With Veterans’ Day fresh on everyone’s minds, it is a good time to highlight Georgia’s recently enacted Voluntary Veterans’ Preference Employment Policy Act (House Bill 443). The Act was passed during the 2015 legislative session of the Georgia General Assembly and was signed by Governor Nathan Deal on May 5, 2015. The law went into effect on July 1, 2015. The law allows employers to create and use a policy that provides for preferential hiring, promoting, or retention to veterans of the United States’ armed forces over any other qualified applicant or employee. This means, generally, that employers can provide preferential treatment to veteran employees and/or applicants when making decisions about hiring, promotions, and retention during a reduction in force, without risk of violating state or local equal opportunity employment laws.
Though the law seems simple and straightforward on its face, employers are likely scratching their heads as to how to actually create and implement such a policy.

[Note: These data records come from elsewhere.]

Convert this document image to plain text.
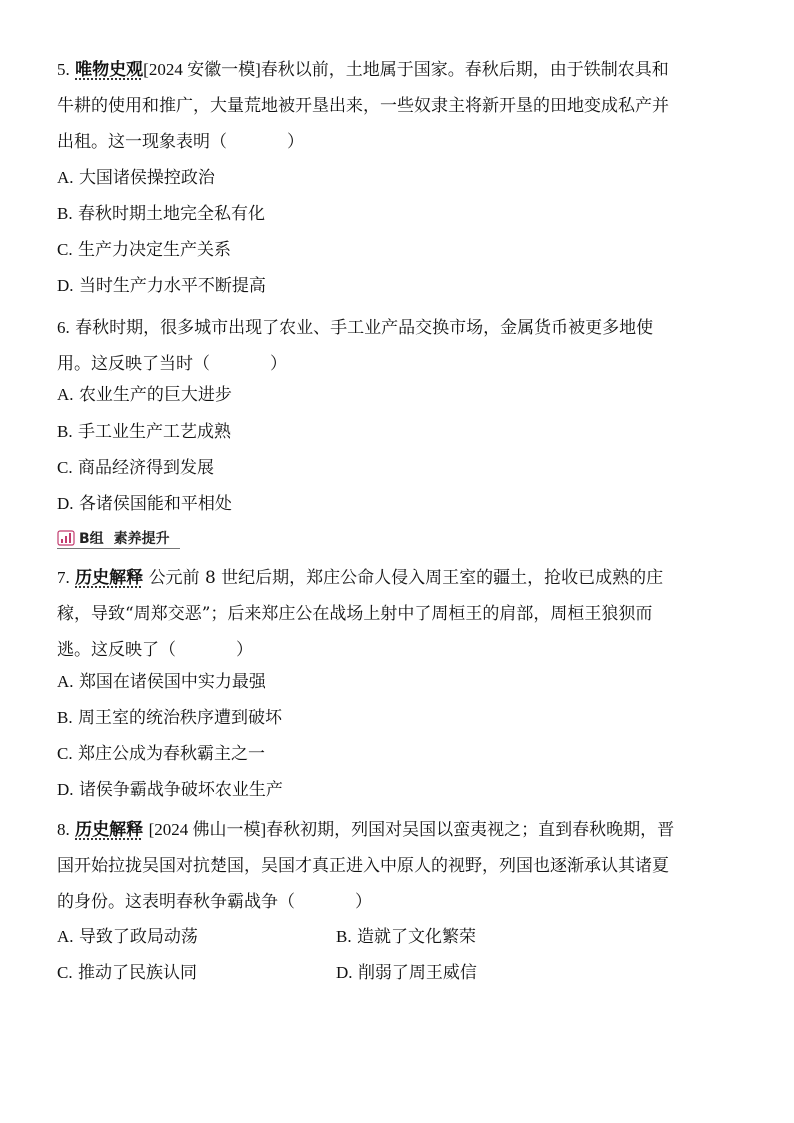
5. 唯物史观[2024 安徽一模]春秋以前，土地属于国家。春秋后期，由于铁制农具和
牛耕的使用和推广，大量荒地被开垦出来，一些奴隶主将新开垦的田地变成私产并
出租。这一现象表明（	）
A. 大国诸侯操控政治
B. 春秋时期土地完全私有化
C. 生产力决定生产关系
D. 当时生产力水平不断提高
6. 春秋时期，很多城市出现了农业、手工业产品交换市场，金属货币被更多地使
用。这反映了当时（	）
A. 农业生产的巨大进步
B. 手工业生产工艺成熟
C. 商品经济得到发展
D. 各诸侯国能和平相处
B组 素养提升
7. 历史解释 公元前 8 世纪后期，郑庄公命人侵入周王室的疆土，抢收已成熟的庄
稼，导致“周郑交恶”；后来郑庄公在战场上射中了周桓王的肩部，周桓王狼狈而
逃。这反映了（	）
A. 郑国在诸侯国中实力最强
B. 周王室的统治秩序遭到破坏
C. 郑庄公成为春秋霸主之一
D. 诸侯争霸战争破坏农业生产
8. 历史解释 [2024 佛山一模]春秋初期，列国对吴国以蛮夷视之；直到春秋晚期，晋
国开始拉拢吴国对抗楚国，吴国才真正进入中原人的视野，列国也逐渐承认其诸夏
的身份。这表明春秋争霸战争（	）
A. 导致了政局动荡	B. 造就了文化繁荣
C. 推动了民族认同	D. 削弱了周王威信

Though consulting with counsel is always advisable when creating new employment policies (particularly when doing so requires interpretation of a new and untested law), the following will answer some of the most common questions being asked by Georgia employers about Georgia’s Voluntary Veterans’ Preference Employment Policy Act.
Does the Voluntary Veterans’ Preference Employment Policy Act apply to my business?
The new law defines “employer” as “any person engaged in business and having one or more employees, but does not include the federal government, state, or any political subdivision of the state.” Thus, if your business has one or more employees and is not a governmental or political entity, your business is likely entitled to create and use a veterans’ preference employment policy. Note, of course, that the law does not require employers to create and use such a policy and there will be no penalty for declining to provide preferential treatment to veterans.
Who qualifies for a veteran’s preference?
A “veteran,” for purposes of the new law, is defined as “an individual who served on active duty in the armed forces of the United States and was honorably discharged from such service.” Notably, this is significantly broader than, for example, Florida’s veterans’ preference law, which allows for preference only to veterans with a disability or current members of any reserve component of the U.S. Armed Forces or Florida National Guard. (On the other hand, Florida’s law also permits preference to be given to spouses and family members of some categories of veterans, which is a much broader category of qualified individuals than permitted in Georgia.) In Georgia, to qualify for preferential treatment, one must only show that (1) they served in active duty in the U.S. Armed Forces; and (2) they were honorably discharged from service.
What does “active duty” mean?
Georgia’s new law does not provide its own definition of the requirement that veterans receiving preference have served on “active duty.” However, the generally accepted definition of the phrase is: “full-time duty in the active military service of the United States. Such term includes full-time training duty, annual training duty, and attendance, while in the active military service, at a school designated as a service school by law or by the Secretary of the military department concerned. Such term does not include full-time National Guard duty.” (10 U.S.C. §101(d)(1).)
What documents should we ask an applicant/employee to provide to qualify for preference?
The law does not specifically require employers to seek documentation to verify that a veteran qualifies for preference, but does require that veterans have been honorably discharged. Thus, as ever, it is wise for employers to document and verify an applicant and/or employee’s qualification for preference. The best documentation an employer can request is likely a Department of Defense document commonly known as the DD-214 or military discharge papers, which will list military status, dates of service, character of discharge.
What are the requirements of a veterans’ preference employment policy?
The law requires only that the veterans’ preference employment policy be in writing and applied uniformly. It is likely that the limits of such a policy will be tested and better defined in Georgia’s courts over time and, again, consultation with an experienced employment attorney is advised both when drafting and implementing such a policy.
The law excludes state government employees – does the State of Georgia offer any kind of Veterans’ Preference in hiring?
Yes. Some veterans and veterans’ spouses are eligible to receive points added to their passing score in a pre-employment exam for a position with the State of Georgia, as long as they can provide proper documentation of their qualification. Veterans will receive five (5) points added to their scores. A veteran’s surviving spouse, disabled veteran, and disabled veteran’s spouse will all receive ten (10) points added to their exam scores.
Georgia’s Voluntary Veterans’ Preference Employment Policy Act is part of a national trend toward providing assistance to veterans in seeking employment after the conclusion of their service and, in fact, an increasing number of states now have proposed or enacted similar laws. It is expected that courts both nationwide and in Georgia will continue to further define and limit the practical applications of these laws over time. For now, employers are encouraged to seek the assistance of counsel if they intend to create a veterans’ preference policy.